We took about US$1500, nice clean notes and varied denominations. We didn’t want to take over $2000 because we’d seen on a website that a greater amount would require us to fill out a form and we didn’t want to do that. Later we were told that it makes no difference filling out a form; it’s just a formality.

ATMs and credit cards

We did not look for ATMs as we didn’t need to and had been told there were none. I didn’t notice any. Credit cards are not generally accepted, except at certain-government approved places. My wife bought a ruby at one such place and used her credit card, for which she was charged a small percentage.

Use of Kyat

We used the local currency quite a bit for small purchases, souvenirs, etc.. As our trip had been pre-paid, however, we had no need to pay for accommodation, meals, transport or entry to different sites, so we only changed a small amount ($50 I think) at 760 kyat to the dollar. We had kyats left over to give our driver.

Video camera

We’d seen on a couple of websites that said video cameras were frowned upon, would attract official enquiries and would probably be taken from us at the airport and returned on departure. When we got there, having not brought our video camera, we discovered this was no longer the case.

Departure tax

Every website and forum we visited said we’d need to keep nice clean $10 bills for departure tax. On our departure, however, from Yangon International Airport, we were not asked to pay tax and I didn’t see anyone else pay it either.

Mobile phones

We did not use our mobile in Myanmar. International roaming was unavailable, so we could not contact each other. My wife, however, was able to receive an incoming call from Australia.

Security, surveillance, etc.

One American website warned that our bags may be searched and our phone calls monitored in the hotel. This seemed the stuff of real police states, but we never sensed anything like that occurring. At no stage did we see any evidence of being in a police state or oppressive military dictatorship.
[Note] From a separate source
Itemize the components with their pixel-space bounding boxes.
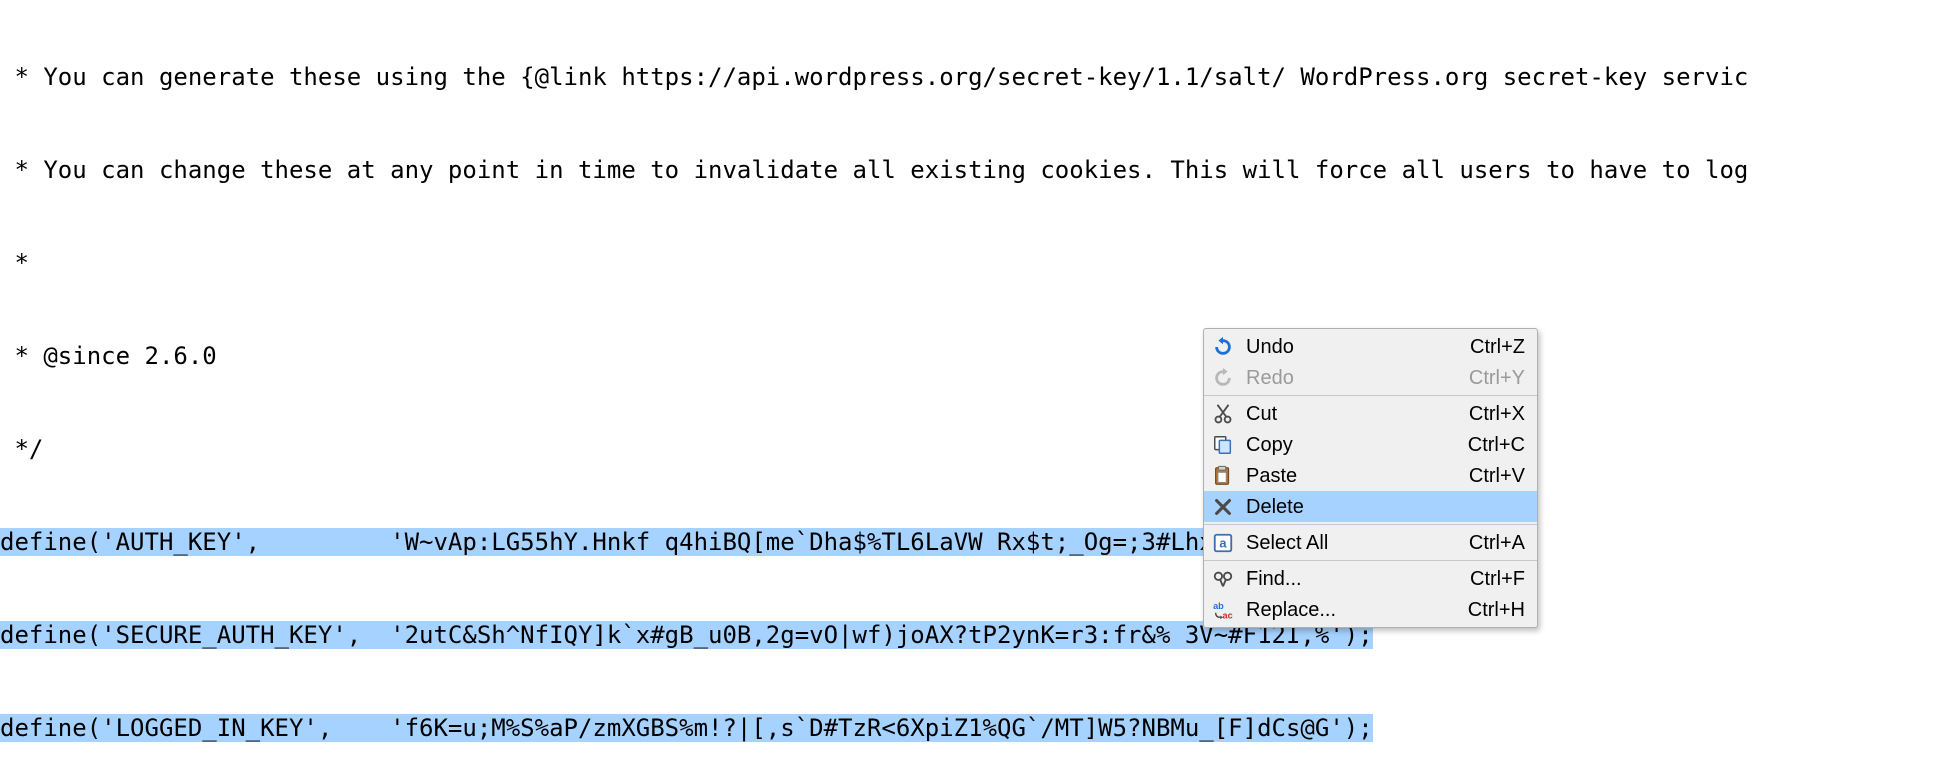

We saw almost no uniformed police at all, and no military other than a couple of trucks outside the city.

Being discreet

We didn’t seek to have political conversations or to ask any more about the country than tourists normally do, but our guide spoke fairly freely and positively about the political situation and the changes that were occurring. She said nothing provocative or emotive, but seemed to feel quite relaxed in talking about these things. I had no sense that she was not speaking her own mind.

Summary

Our short trip to Yangon, Pago and the Yele pagoda at Kyauktan was very nice and well managed by our tour operator. Of course, the visit to Shwedagon pagoda on our last afternoon was the highlight. This is something any traveler must see before they die. Yangon itself reminded us of Vientiane, though the former is much (10X?) bigger. The tree-lined streets and lanes and the houses had a Lao look and feel about them. My wife is from Vientiane and I lived there for five years, and we both agreed on this. Tourism is starting to boom. Apart from Western visitors on private tours like ours we saw some young budget tourists and one or two larger Thai groups. I think many more travelers will be going to Myanmar and they are now welcome. Accommodation has not caught up, so it’s probably a good idea to book a trip with some time in hand – not at the last minute.

Posted

I just saw this video

http://www.youtube.com/watch?v=F1iMZeK4aH0

about Burma made by the CIA in the time of the cold war against communism. It gives a nice impression of Burma in the past.

At the moment it seems like Burma is opening up a little more. Although I doubt the motives of the military government -may be they have become a bit afraid because of what they see happening in the middle east- it might be a step in the direction of more freedom and democracy.